Was it the lament of a sore loser? History hasn’t been kind to Alexander Fyodorovich. And I had to wonder what Russia would have been like under his much milder democracy. For the Soviets, he would become a figure of fun. Babel writes about him in an early story, “Line and Color.” It’s 1916. Our narrator claims to have met Kerensky at a sanitarium in Finland. “The dining-room smelled of pine trees, of the Countess Tyszkiewicz’s fresh shoulders, and of the English officers’ silk underwear.” The countess is as beautiful as Marie Antoinette (another loser). Alexander Fyodorovich cannot distinguish her beauty. He’s nearsighted. Our narrator lectures him about the magnificence of Line, that “mistress of the world,” which escapes Kerensky. He sees nothing of the magic garden they are walking in, surfaces “that undulate like a line drawing by Leonardo.” The narrator begs Alexander Fyodorovich to buy a pair of
glasses.
But Kerensky has the better of him. He doesn’t want to squander his money on spectacles. “I don’t need your line, vulgar as truth is vulgar. You live your life as though you were a teacher of trigonometry, while I for my part live in a world of miracles. . . . What do I need lines for, when I have color? To me the whole universe is a gigantic theater, and I am the only member of the audience who hasn’t glued opera glasses to his eyes.”

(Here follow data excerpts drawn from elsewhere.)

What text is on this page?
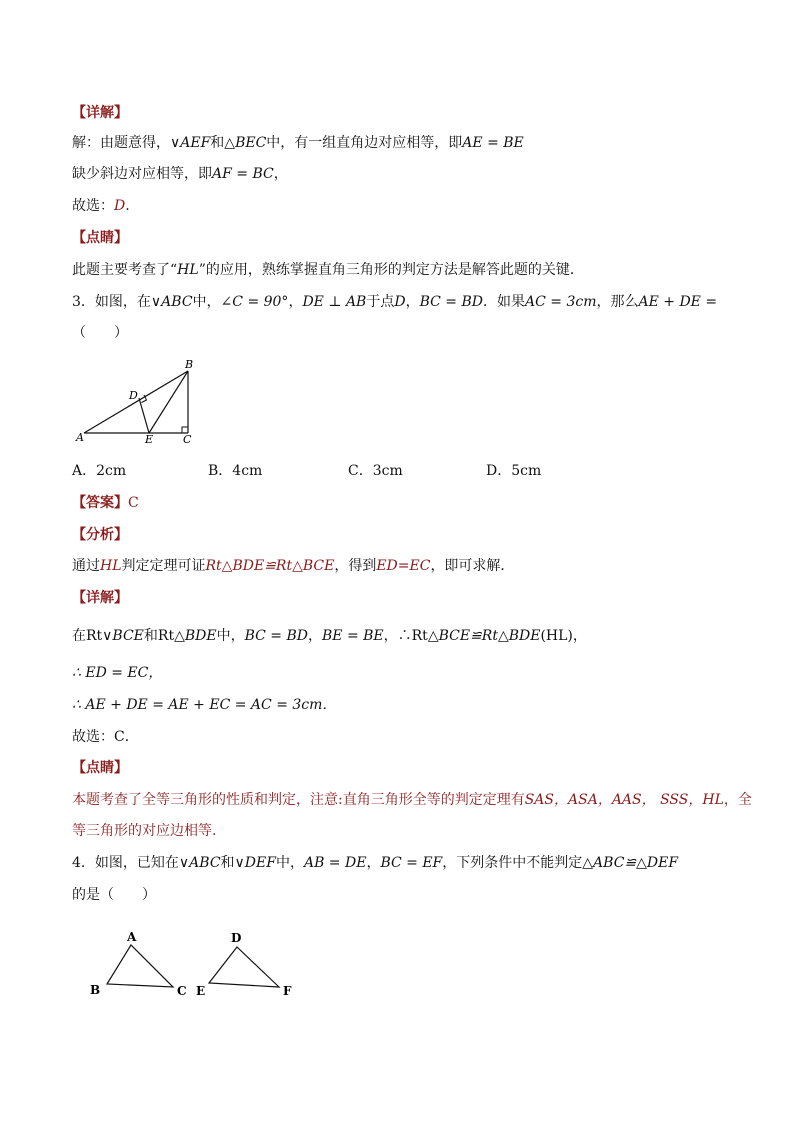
【详解】
解：由题意得，∨AEF和△BEC中，有一组直角边对应相等，即AE = BE
缺少斜边对应相等，即AF = BC，
故选：D.
【点睛】
此题主要考查了“HL”的应用，熟练掌握直角三角形的判定方法是解答此题的关键．
3．如图，在∨ABC中，∠C = 90°，DE ⊥ AB于点D，BC = BD．如果AC = 3cm，那么AE + DE =
（　　）
A
B
C
D
E
A．2cm	B．4cm	C．3cm	D．5cm
【答案】C
【分析】
通过HL判定定理可证Rt△BDE≌Rt△BCE，得到ED=EC，即可求解．
【详解】
在Rt∨BCE和Rt△BDE中，BC = BD，BE = BE，∴Rt△BCE≌Rt△BDE(HL)，
∴ ED = EC，
∴ AE + DE = AE + EC = AC = 3cm．
故选：C．
【点睛】
本题考查了全等三角形的性质和判定，注意:直角三角形全等的判定定理有SAS，ASA，AAS， SSS，HL，全
等三角形的对应边相等.
4．如图，已知在∨ABC和∨DEF中，AB = DE，BC = EF，下列条件中不能判定△ABC≌△DEF
的是（　　）
A
B	C
D
E	F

The narrator departs from Finland with his tail between his legs. Six months later, he sees Kerensky again. It’s June 1917, and Alexander Fyodorovich is “now supreme god of our armies and arbiter of our destinies.” But his nearsightedness doesn’t stand him in good stead. A bridge has been dismantled. “Streetcars lay like dead horses in the streets.” A rally is held at the House of the People. Alexander Fyodorovich gives a speech about Russia, “mystic mother and spouse,” while his head is deep in clouds of color. “The animal passion of the crowd stifled him.” On his private planet, without opera glasses, he cannot see the growing anger of the crowd. He steps down from the podium, and it’s Trotsky who climbs up after him, Trotsky who twists his mouth and barks at the audience in his merciless voice, full of line and color. “Comrades!”

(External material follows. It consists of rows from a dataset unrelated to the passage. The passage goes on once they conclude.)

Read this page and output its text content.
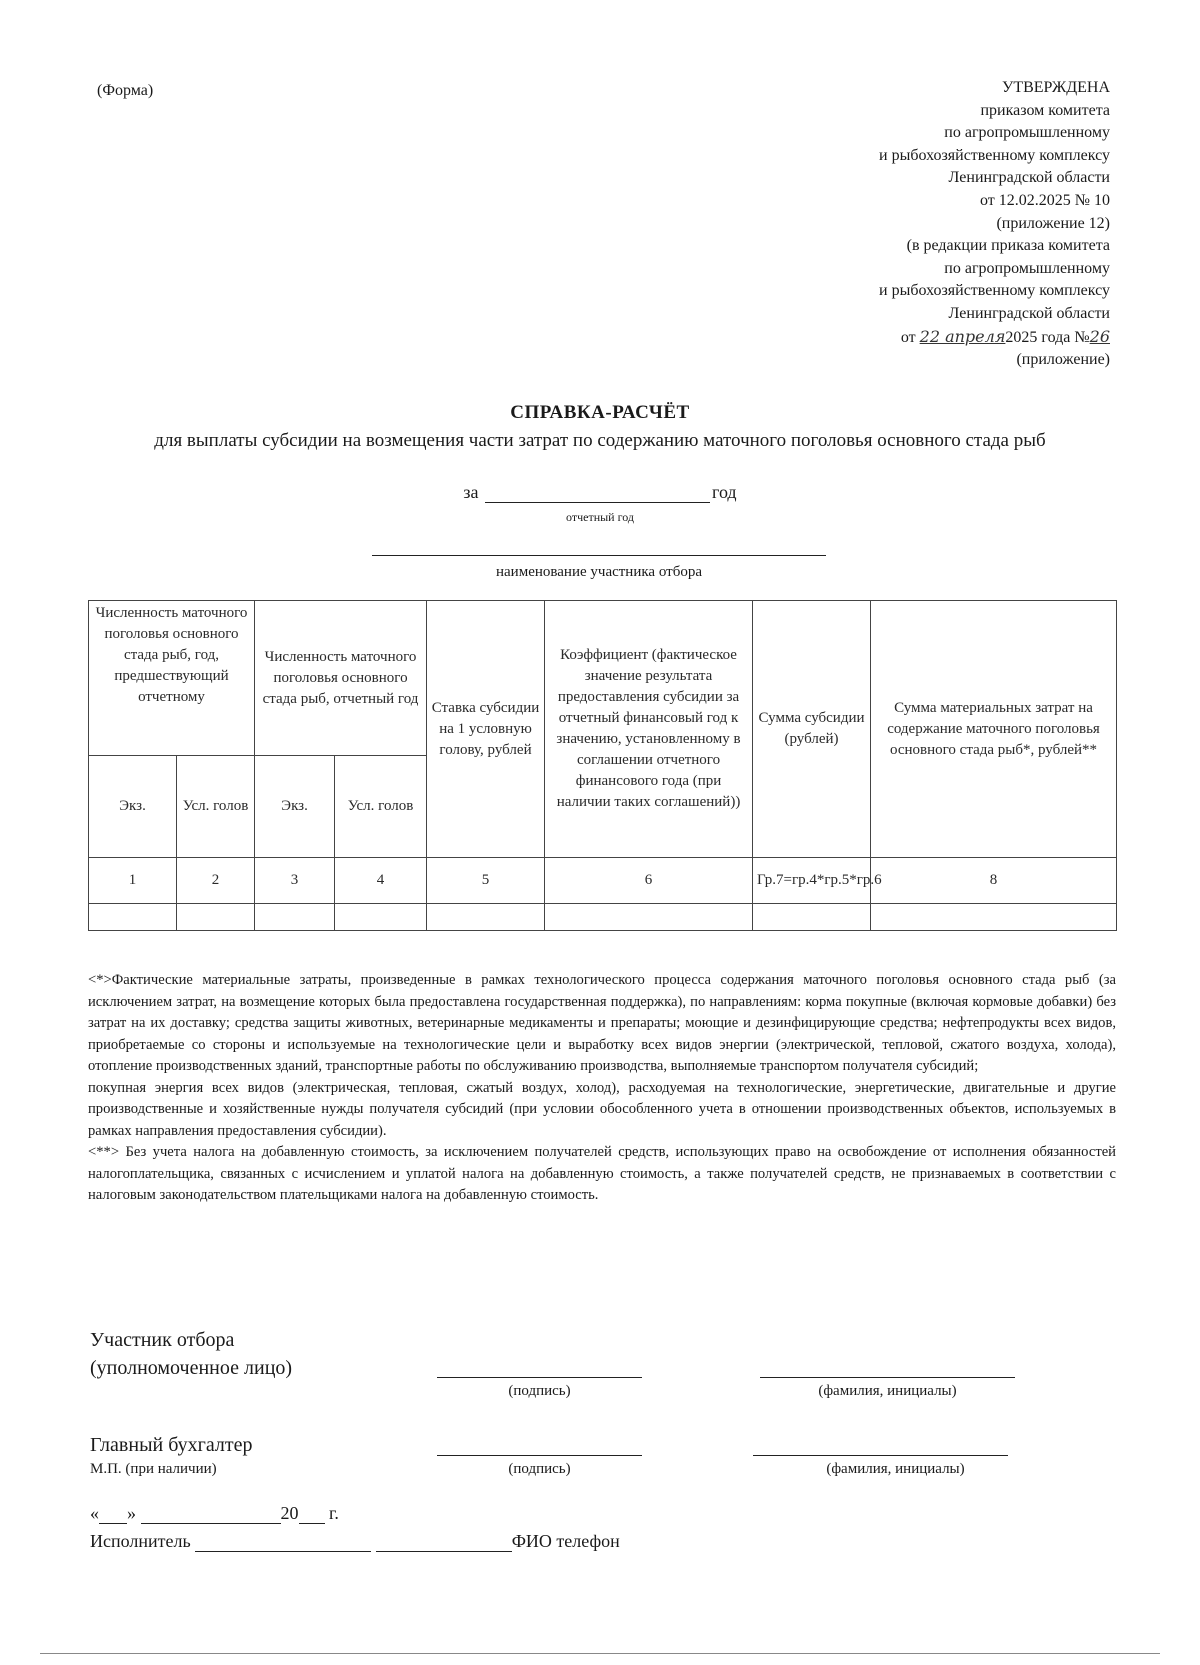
(Форма)	УТВЕРЖДЕНА
приказом комитета
по агропромышленному
и рыбохозяйственному комплексу
Ленинградской области
от 12.02.2025 № 10
(приложение 12)
(в редакции приказа комитета
по агропромышленному
и рыбохозяйственному комплексу
Ленинградской области
от 22 апреля2025 года №26
(приложение)
СПРАВКА-РАСЧЁТ
для выплаты субсидии на возмещения части затрат по содержанию маточного поголовья основного стада рыб
за	год
отчетный год
наименование участника отбора
Численность маточного поголовья основного стада рыб, год, предшествующий отчетному		Численность маточного поголовья основного стада рыб, отчетный год		Ставка субсидии на 1 условную голову, рублей	Коэффициент (фактическое значение результата предоставления субсидии за отчетный финансовый год к значению, установленному в соглашении отчетного финансового года (при наличии таких соглашений))	Сумма субсидии (рублей)	Сумма материальных затрат на содержание маточного поголовья основного стада рыб*, рублей**
Экз.	Усл. голов	Экз.	Усл. голов				
1	2	3	4	5	6	Гр.7=гр.4*гр.5*гр.6	8

<*>Фактические материальные затраты, произведенные в рамках технологического процесса содержания маточного поголовья основного стада рыб (за исключением затрат, на возмещение которых была предоставлена государственная поддержка), по направлениям: корма покупные (включая кормовые добавки) без затрат на их доставку; средства защиты животных, ветеринарные медикаменты и препараты; моющие и дезинфицирующие средства; нефтепродукты всех видов, приобретаемые со стороны и используемые на технологические цели и выработку всех видов энергии (электрической, тепловой, сжатого воздуха, холода), отопление производственных зданий, транспортные работы по обслуживанию производства, выполняемые транспортом получателя субсидий;

покупная энергия всех видов (электрическая, тепловая, сжатый воздух, холод), расходуемая на технологические, энергетические, двигательные и другие производственные и хозяйственные нужды получателя субсидий (при условии обособленного учета в отношении производственных объектов, используемых в рамках направления предоставления субсидии).

<**> Без учета налога на добавленную стоимость, за исключением получателей средств, использующих право на освобождение от исполнения обязанностей налогоплательщика, связанных с исчислением и уплатой налога на добавленную стоимость, а также получателей средств, не признаваемых в соответствии с налоговым законодательством плательщиками налога на добавленную стоимость.

Участник отбора
(уполномоченное лицо)
(подпись)	(фамилия, инициалы)
Главный бухгалтер
М.П. (при наличии)	(подпись)	(фамилия, инициалы)
« »	20 г.
Исполнитель	ФИО телефон
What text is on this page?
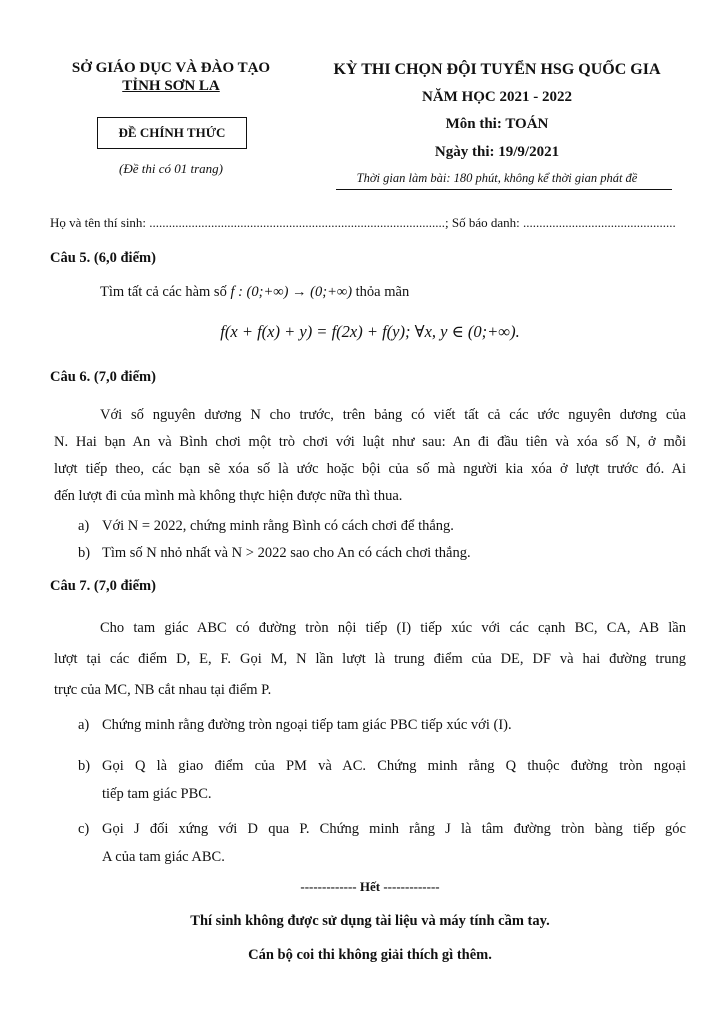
SỞ GIÁO DỤC VÀ ĐÀO TẠO
TỈNH SƠN LA
ĐỀ CHÍNH THỨC
(Đề thi có 01 trang)
KỲ THI CHỌN ĐỘI TUYỂN HSG QUỐC GIA
NĂM HỌC 2021 - 2022
Môn thi: TOÁN
Ngày thi: 19/9/2021
Thời gian làm bài: 180 phút, không kể thời gian phát đề
Họ và tên thí sinh: ...........................................................................................; Số báo danh: ...............................................
Câu 5. (6,0 điểm)
Tìm tất cả các hàm số f : (0;+∞) → (0;+∞) thỏa mãn
f(x + f(x) + y) = f(2x) + f(y); ∀x, y ∈ (0;+∞).
Câu 6. (7,0 điểm)

Với số nguyên dương N cho trước, trên bảng có viết tất cả các ước nguyên dương của

N. Hai bạn An và Bình chơi một trò chơi với luật như sau: An đi đầu tiên và xóa số N, ở mỗi

lượt tiếp theo, các bạn sẽ xóa số là ước hoặc bội của số mà người kia xóa ở lượt trước đó. Ai

đến lượt đi của mình mà không thực hiện được nữa thì thua.

a) Với N = 2022, chứng minh rằng Bình có cách chơi để thắng.
b) Tìm số N nhỏ nhất và N > 2022 sao cho An có cách chơi thắng.
Câu 7. (7,0 điểm)

Cho tam giác ABC có đường tròn nội tiếp (I) tiếp xúc với các cạnh BC, CA, AB lần

lượt tại các điểm D, E, F. Gọi M, N lần lượt là trung điểm của DE, DF và hai đường trung

trực của MC, NB cắt nhau tại điểm P.

a) Chứng minh rằng đường tròn ngoại tiếp tam giác PBC tiếp xúc với (I).
b) Gọi Q là giao điểm của PM và AC. Chứng minh rằng Q thuộc đường tròn ngoại

tiếp tam giác PBC.

c) Gọi J đối xứng với D qua P. Chứng minh rằng J là tâm đường tròn bàng tiếp góc

A của tam giác ABC.

------------- Hết -------------
Thí sinh không được sử dụng tài liệu và máy tính cầm tay.
Cán bộ coi thi không giải thích gì thêm.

Of course Babel has it both ways. Alexander Fyodorovich is the visionary—the artist-dreamer with his own musical spectrum of color, who believes in great bundling forms rather than fine lines, but who cannot sway an audience, cannot rule. Yet he rules “Line and Color,” like a quaint and curious bomb within the Soviet canon. The story was published in 1923, but if we go back to 1918, when Babel wrote for New Life, Gorky’s anti-Bolshevik magazine, we find him much closer to Kerensky than to Ilyich—he offers us the bitter colors of a St. Petersburg trapped in a surreal spell, where horses in a Soviet slaughterhouse “stand crestfallen in stalls,” “somnolent with exhaustion,” chewing on their own dung, and where “soulless, stunted women” give birth to little blue monsters with silent mouths and “wide, serious eyes.”